12 de junio de 2022 · 2 Min. de lectura
On the Complexity of SHAP-Score-Based Explanations: Tractability via Knowledge Compilation and Non-A
In Machine Learning, the SHAP-score is a version of the Shapley value that is used to explain the result of a learned model on a specific entity by assigning a score to every feature. While in general computing Shapley values is an intractable problem, we prove a strong positive result stating that the SHAP-score can be computed in polynomial time over deterministic and decomposable Boolean circuits.
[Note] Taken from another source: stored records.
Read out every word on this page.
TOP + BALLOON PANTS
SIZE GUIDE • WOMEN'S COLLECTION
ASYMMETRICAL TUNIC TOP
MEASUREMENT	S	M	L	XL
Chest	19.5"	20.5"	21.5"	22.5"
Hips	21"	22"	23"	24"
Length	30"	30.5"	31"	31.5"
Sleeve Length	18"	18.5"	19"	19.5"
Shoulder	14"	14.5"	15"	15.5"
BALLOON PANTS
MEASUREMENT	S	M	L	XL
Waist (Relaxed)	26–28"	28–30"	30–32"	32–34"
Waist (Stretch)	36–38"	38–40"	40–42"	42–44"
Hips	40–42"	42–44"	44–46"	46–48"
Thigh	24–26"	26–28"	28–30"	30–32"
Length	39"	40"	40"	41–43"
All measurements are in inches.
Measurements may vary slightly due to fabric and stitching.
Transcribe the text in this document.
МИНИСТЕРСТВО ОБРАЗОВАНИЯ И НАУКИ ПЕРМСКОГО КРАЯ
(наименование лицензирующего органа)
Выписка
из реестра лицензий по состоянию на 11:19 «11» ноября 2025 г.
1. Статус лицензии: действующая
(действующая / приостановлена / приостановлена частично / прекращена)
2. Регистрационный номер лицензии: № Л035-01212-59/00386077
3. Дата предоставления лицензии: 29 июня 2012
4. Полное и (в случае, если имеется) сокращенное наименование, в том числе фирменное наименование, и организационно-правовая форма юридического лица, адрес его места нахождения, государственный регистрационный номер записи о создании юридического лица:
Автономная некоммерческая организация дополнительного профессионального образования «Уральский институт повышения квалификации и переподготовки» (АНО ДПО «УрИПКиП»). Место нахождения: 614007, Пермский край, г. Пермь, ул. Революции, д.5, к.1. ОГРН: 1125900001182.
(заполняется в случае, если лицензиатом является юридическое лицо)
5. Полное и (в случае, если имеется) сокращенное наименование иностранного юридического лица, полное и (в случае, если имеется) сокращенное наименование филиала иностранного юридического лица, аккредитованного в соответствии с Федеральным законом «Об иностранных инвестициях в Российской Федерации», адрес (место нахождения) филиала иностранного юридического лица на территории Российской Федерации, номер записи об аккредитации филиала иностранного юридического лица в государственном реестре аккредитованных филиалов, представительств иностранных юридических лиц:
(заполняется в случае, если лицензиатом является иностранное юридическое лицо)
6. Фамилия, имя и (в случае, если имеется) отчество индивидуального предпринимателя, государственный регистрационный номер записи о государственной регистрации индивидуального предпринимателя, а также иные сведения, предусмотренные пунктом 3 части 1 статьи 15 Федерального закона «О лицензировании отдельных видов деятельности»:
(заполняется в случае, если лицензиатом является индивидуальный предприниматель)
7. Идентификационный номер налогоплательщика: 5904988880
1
Such circuits are studied in the field of Knowledge Compilation and generalize a wide range of Boolean circuits and binary decision diagrams classes, including binary decision trees and Ordered Binary Decision Diagrams (OBDDs). We also establish the computational limits of the SHAP-score by observing that computing it over a class of Boolean models is always polynomially as hard as the model counting problem for that class. This implies that both determinism and decomposability are essential properties for the circuits that we consider. It also implies that computing SHAP-scores is intractable as well over the class of propositional formulas in DNF. Based on this negative result, we look for the existence of fully-polynomial randomized approximation schemes (FPRAS) for computing SHAP-scores over such class. In contrast to the model counting problem for DNF formulas, which admits an FPRAS, we prove that no such FPRAS exists for the computation of SHAP-scores. Surprisingly, this negative result holds even for the class of monotone formulas in DNF. These techniques can be further extended to prove another strong negative result: Under widely believed complexity assumptions, there is no polynomial-time algorithm that checks, given a monotone DNF formula φ and features x,y, whether the SHAP-score of x in φ is smaller than the SHAP-score of y in φ.